Albert Camus’ The Stranger : Strange in so many ways

Constantly putting me in the shoes of its characters, the book subtly asked questions, and made me think about the course of action I would take in those very situations, writes Gazala Amreen.

There are books that are earmarked as ‘must reads’ by readers. These are authors who are counted as legends. Sometimes these books are everything you expected them to be. However, there are also times when these books disappoint so much, that we start to question ourselves. I would admit that I have disliked more of these ‘must reads’ than I have liked them. I recently read The Stranger by Albert Camus, book which has been a rage amongst readers around the world. After having read the book, perhaps now, I understand why.

The cover of the book is simple and doesn’t reveal anything about the plot to the reader. However, after reading, I realised that this simple black and white pattern shows the way the protagonist thinks, it’s straightforward and twisted just the same. Sometimes it seems like simple black and white thoughts originating from his mind. And some instances made me feel like they are sharp lines shooting at my very logic.

The book is set along the Algerian beach. It opens with a death that plays a pivotal role in the book. Meursault is a young man going about his job and spending his youth enjoying the usual thrills as most youth do. He is then invited over by his neighbour, and made a judge of a certain event that occurs in his life. This is the beginning of a friendship that later embroils Meursault in another death. The second half of the book deals with his arrest, his time in the prison and his trail in the Court.

One of the reasons why The Stranger is such an important book, is perhaps its impeccable translation. The emotions here are as impactful as the original script, and thanks to Camus’ popularity, this book is a perfect example of how a literature should be translated. The thought-process of the protagonist is so well laid out that you are completely wrapped in it. It is abrupt and yet draws you in. It is appealing in the most absurd ways and I think the writing and the language used plays a massive role in how the book makes the reader feel.

Coming to the content of the book. The characters are brilliant, and the book had a strong grip on me even when I was not reading it. Constantly putting me in the shoes of its characters, the book subtly asked questions, and made me think about the course of action I would take in those very situations. Meursault is somewhat disconnected, he comes off as a cold and emotionless person but yet has a deep sense of morale. Both these ideas are quite contradictory and to be dominating in one person is a delight. While you agree with his choices based on his moral values, you are also astounded by his heartlessness. How can someone like this exist? Is he right? Is he wrong? The answers suddenly become obscure as the lines between right and wrong blur away.

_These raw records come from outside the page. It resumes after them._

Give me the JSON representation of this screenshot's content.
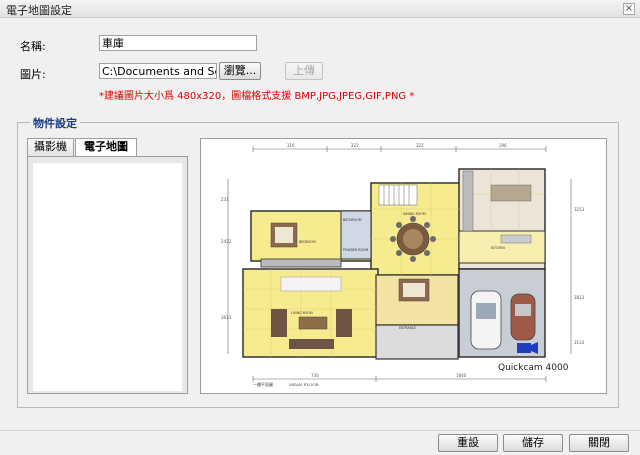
{
  "window": {
    "title": "電子地圖設定",
    "close_glyph": "×"
  },
  "form": {
    "name_label": "名稱:",
    "name_value": "車庫",
    "image_label": "圖片:",
    "image_value": "C:\\Documents and Settin",
    "browse_label": "瀏覽...",
    "upload_label": "上傳",
    "hint": "*建議圖片大小爲 480x320，圖檔格式支援 BMP,JPG,JPEG,GIF,PNG *"
  },
  "objects": {
    "legend": "物件設定",
    "tabs": [
      {
        "label": "攝影機",
        "active": false
      },
      {
        "label": "電子地圖",
        "active": true
      }
    ]
  },
  "map": {
    "camera_label": "Quickcam 4000",
    "top_dims": [
      "316",
      "222",
      "322",
      "296"
    ],
    "bottom_dims": [
      "730",
      "1840"
    ],
    "left_dims": [
      "231",
      "2422",
      "3613"
    ],
    "right_dims": [
      "3253",
      "2813",
      "3133"
    ],
    "caption_cn": "一樓平面圖",
    "caption_en": "MEAN FLOOR",
    "rooms": {
      "bathroom": "BATHROOM",
      "bedroom": "BEDROOM",
      "dining": "DINING ROOM",
      "kitchen": "KITCHEN",
      "living": "LIVING ROOM",
      "entrance": "ENTRANCE",
      "powder": "POWDER ROOM"
    }
  },
  "footer": {
    "reset_label": "重設",
    "save_label": "儲存",
    "close_label": "關閉"
  },
  "colors": {
    "hint_red": "#e00000",
    "legend_blue": "#1a3b86",
    "room_yellow": "#f6eb8e",
    "garage_gray": "#c9ced6",
    "camera_blue": "#1d3fbf"
  }
}
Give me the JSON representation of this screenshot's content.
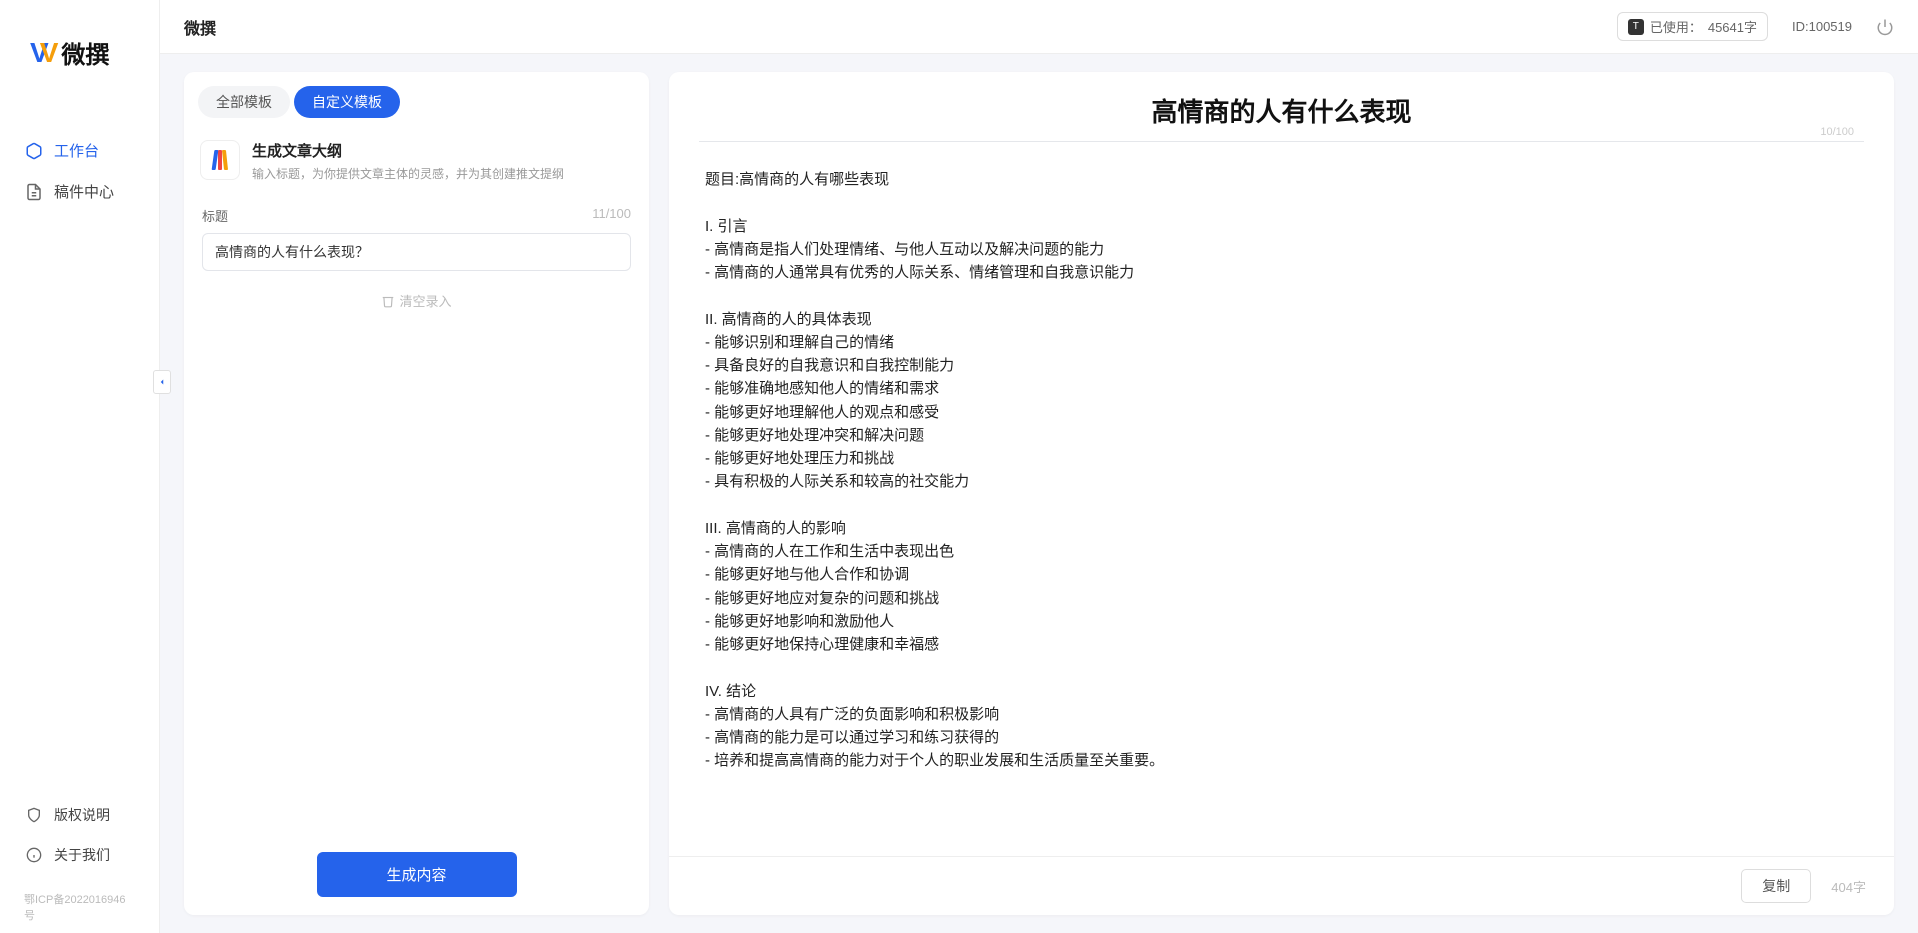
{
  "app": {
    "name": "微撰",
    "header_title": "微撰"
  },
  "topbar": {
    "usage_prefix": "已使用：",
    "usage_value": "45641字",
    "user_id_label": "ID:100519"
  },
  "sidebar": {
    "nav": [
      {
        "label": "工作台",
        "active": true
      },
      {
        "label": "稿件中心",
        "active": false
      }
    ],
    "bottom": [
      {
        "label": "版权说明"
      },
      {
        "label": "关于我们"
      }
    ],
    "icp": "鄂ICP备2022016946号"
  },
  "left_panel": {
    "tabs": [
      {
        "label": "全部模板",
        "active": false
      },
      {
        "label": "自定义模板",
        "active": true
      }
    ],
    "card": {
      "title": "生成文章大纲",
      "desc": "输入标题，为你提供文章主体的灵感，并为其创建推文提纲"
    },
    "form": {
      "label": "标题",
      "counter": "11/100",
      "value": "高情商的人有什么表现？",
      "clear": "清空录入"
    },
    "generate_button": "生成内容"
  },
  "right_panel": {
    "title": "高情商的人有什么表现",
    "title_counter": "10/100",
    "body": "题目:高情商的人有哪些表现\n\nI. 引言\n- 高情商是指人们处理情绪、与他人互动以及解决问题的能力\n- 高情商的人通常具有优秀的人际关系、情绪管理和自我意识能力\n\nII. 高情商的人的具体表现\n- 能够识别和理解自己的情绪\n- 具备良好的自我意识和自我控制能力\n- 能够准确地感知他人的情绪和需求\n- 能够更好地理解他人的观点和感受\n- 能够更好地处理冲突和解决问题\n- 能够更好地处理压力和挑战\n- 具有积极的人际关系和较高的社交能力\n\nIII. 高情商的人的影响\n- 高情商的人在工作和生活中表现出色\n- 能够更好地与他人合作和协调\n- 能够更好地应对复杂的问题和挑战\n- 能够更好地影响和激励他人\n- 能够更好地保持心理健康和幸福感\n\nIV. 结论\n- 高情商的人具有广泛的负面影响和积极影响\n- 高情商的能力是可以通过学习和练习获得的\n- 培养和提高高情商的能力对于个人的职业发展和生活质量至关重要。",
    "copy_button": "复制",
    "word_count": "404字"
  }
}
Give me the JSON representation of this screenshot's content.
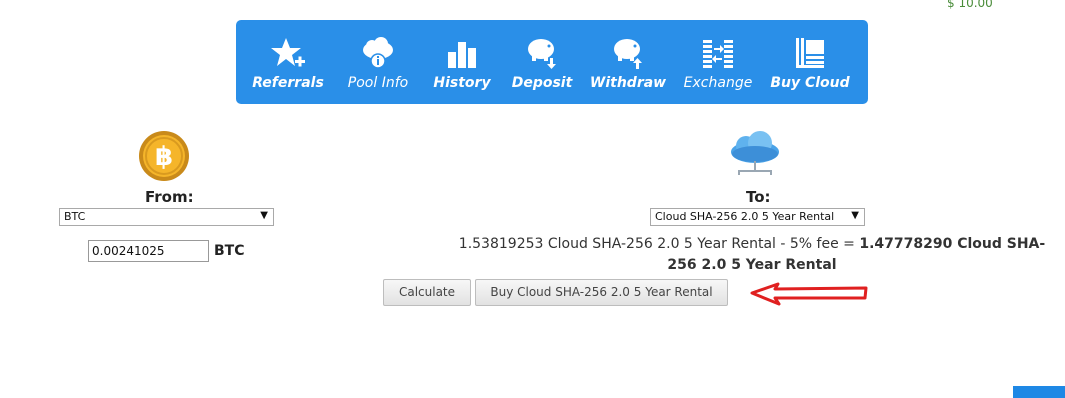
{
  "balance": "$ 10.00",
  "nav": {
    "items": [
      {
        "label": "Referrals",
        "icon": "star-plus-icon"
      },
      {
        "label": "Pool Info",
        "icon": "cloud-info-icon"
      },
      {
        "label": "History",
        "icon": "bar-chart-icon"
      },
      {
        "label": "Deposit",
        "icon": "piggy-bank-down-icon"
      },
      {
        "label": "Withdraw",
        "icon": "piggy-bank-up-icon"
      },
      {
        "label": "Exchange",
        "icon": "exchange-coins-icon"
      },
      {
        "label": "Buy Cloud",
        "icon": "buy-cloud-icon"
      }
    ]
  },
  "from": {
    "label": "From:",
    "currency": "BTC",
    "amount": "0.00241025",
    "unit": "BTC",
    "icon": "bitcoin-coin-icon"
  },
  "to": {
    "label": "To:",
    "product": "Cloud SHA-256 2.0 5 Year Rental",
    "icon": "cloud-network-icon"
  },
  "result": {
    "prefix": "1.53819253 Cloud SHA-256 2.0 5 Year Rental - 5% fee = ",
    "total": "1.47778290 Cloud SHA-256 2.0 5 Year Rental"
  },
  "buttons": {
    "calculate": "Calculate",
    "buy": "Buy Cloud SHA-256 2.0 5 Year Rental"
  },
  "colors": {
    "nav_bg": "#2a8fe8",
    "annotation_arrow": "#e02020",
    "balance_text": "#4a8c3a"
  }
}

‘The Stranger’ is strange in so many ways. It is absurd and enticing. Right from the very nature of Meursault, to his actions, to the consequences and how his life plays out- everything leaves you  a little dumbfounded. I assumed that as I read this book, I am slowly getting into the mind of the protagonist. But how wrong I was for he continues to be a stranger. He is nothing like anyone you’ve ever read about before. While his moral reasoning is quite on point, his analysis makes you want to shake him up and show him how wrong he is. Yes, contradicting I know, but that’s just what the book does to you. In conclusion, a book as strange and as brilliant as this needs to be read by every booklover there is.

Gazala Amreen is a Bengaluru-based writer.